The complaint seeks an order requiring MetLife to locate all of the hundreds of Massachusetts retirees eligible for benefits and provide them retroactive and continuing payments. It also seeks sanctions, censure and an administrative fine.

MetLife in a statement said it has “taken aggressive steps to locate unresponsive annuitants who are due funds and already have or will commence payment, including interest, once the necessary paperwork is complete.”

The Massachusetts investigation is one of several launched by regulators in the wake of MetLife’s December announcement. It also faces probes by the U.S. Securities and Exchange Commission and New York’s insurance regulator.

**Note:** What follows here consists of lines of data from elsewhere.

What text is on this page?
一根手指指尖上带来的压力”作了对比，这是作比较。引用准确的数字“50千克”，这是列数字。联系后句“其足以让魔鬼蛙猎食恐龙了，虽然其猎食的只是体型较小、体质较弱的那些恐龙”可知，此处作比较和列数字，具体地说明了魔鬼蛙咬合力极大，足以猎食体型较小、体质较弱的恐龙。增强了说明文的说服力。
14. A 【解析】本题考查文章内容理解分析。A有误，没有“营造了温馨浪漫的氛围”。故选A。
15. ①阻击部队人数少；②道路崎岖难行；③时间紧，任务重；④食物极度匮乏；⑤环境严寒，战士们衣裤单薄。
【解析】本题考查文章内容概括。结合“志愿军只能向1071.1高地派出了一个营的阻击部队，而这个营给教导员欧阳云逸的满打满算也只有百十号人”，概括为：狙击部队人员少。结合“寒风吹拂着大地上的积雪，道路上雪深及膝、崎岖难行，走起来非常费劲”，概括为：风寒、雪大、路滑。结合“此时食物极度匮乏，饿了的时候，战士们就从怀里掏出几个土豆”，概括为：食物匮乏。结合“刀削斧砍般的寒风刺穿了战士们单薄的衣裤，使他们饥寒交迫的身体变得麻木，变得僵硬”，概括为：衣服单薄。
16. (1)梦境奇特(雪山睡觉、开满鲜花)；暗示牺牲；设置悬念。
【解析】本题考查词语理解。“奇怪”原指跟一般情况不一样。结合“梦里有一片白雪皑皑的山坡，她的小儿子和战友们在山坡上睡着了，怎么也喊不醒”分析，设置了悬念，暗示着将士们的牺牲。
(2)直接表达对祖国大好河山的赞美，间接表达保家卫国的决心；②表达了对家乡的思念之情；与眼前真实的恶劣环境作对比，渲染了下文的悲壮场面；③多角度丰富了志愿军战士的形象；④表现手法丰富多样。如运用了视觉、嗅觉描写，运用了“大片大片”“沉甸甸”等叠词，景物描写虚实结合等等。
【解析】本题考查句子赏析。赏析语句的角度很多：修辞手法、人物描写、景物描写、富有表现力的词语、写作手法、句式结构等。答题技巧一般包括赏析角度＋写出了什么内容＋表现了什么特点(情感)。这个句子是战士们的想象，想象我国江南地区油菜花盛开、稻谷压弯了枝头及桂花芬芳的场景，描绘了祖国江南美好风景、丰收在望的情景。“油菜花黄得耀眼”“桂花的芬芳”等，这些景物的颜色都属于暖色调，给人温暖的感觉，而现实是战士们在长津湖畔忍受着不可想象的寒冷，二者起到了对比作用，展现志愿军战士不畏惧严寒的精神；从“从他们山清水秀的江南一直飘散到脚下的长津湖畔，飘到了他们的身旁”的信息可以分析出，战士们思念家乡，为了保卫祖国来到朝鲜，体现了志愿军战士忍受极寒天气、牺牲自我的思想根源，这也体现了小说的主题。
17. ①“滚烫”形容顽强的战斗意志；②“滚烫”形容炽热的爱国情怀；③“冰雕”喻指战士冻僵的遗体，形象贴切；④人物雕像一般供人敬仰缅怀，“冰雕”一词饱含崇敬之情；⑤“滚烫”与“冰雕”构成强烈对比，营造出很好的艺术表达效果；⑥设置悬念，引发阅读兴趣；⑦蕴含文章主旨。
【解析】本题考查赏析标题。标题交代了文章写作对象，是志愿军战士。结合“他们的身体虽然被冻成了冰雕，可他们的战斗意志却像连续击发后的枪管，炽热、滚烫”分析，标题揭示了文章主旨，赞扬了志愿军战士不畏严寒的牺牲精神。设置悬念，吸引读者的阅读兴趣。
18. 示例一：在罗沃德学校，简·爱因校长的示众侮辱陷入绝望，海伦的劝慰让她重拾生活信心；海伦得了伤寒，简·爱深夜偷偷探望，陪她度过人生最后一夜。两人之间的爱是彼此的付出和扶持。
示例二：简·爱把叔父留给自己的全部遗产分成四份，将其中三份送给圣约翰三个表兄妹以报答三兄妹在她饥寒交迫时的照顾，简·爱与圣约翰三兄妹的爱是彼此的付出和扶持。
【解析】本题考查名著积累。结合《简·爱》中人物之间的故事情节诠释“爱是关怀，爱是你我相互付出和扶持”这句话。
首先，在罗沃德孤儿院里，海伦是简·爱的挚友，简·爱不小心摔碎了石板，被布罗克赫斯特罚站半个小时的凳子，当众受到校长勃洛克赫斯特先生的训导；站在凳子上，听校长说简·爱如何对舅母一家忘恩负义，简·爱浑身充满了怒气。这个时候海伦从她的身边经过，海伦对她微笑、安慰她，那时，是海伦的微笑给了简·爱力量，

The case centers on MetLife’s business over the last several decades of acquiring the assets of employers pension plans and converting them into group annuity contracts in a process called pension risk transfer.

Galvin’s complaint said MetLife relied on inadequate procedures to contact retirees, many of whom may not have known the company took over their former employers’ pension responsibilities.

MetLife’s efforts to contact them primarily involved sending two perfunctory letters at age 65 and 70-1/2, and when retirees did not respond to them, MetLife categorized them as “presumed dead,” the complaint said.

By marking someone as “presumed dead,” the assets to which he or she was entitled were released from the reserve, increasing MetLife’s bottom line, Galvin alleged.

MetLife made no other attempts to contact them, yet Galvin said his office since launching its probe has been able to locate the majority of Massachusetts residents missing out on the payments.

“They weren’t dead at all,” Galvin said in an interview. “No serious effort was made to find these people.”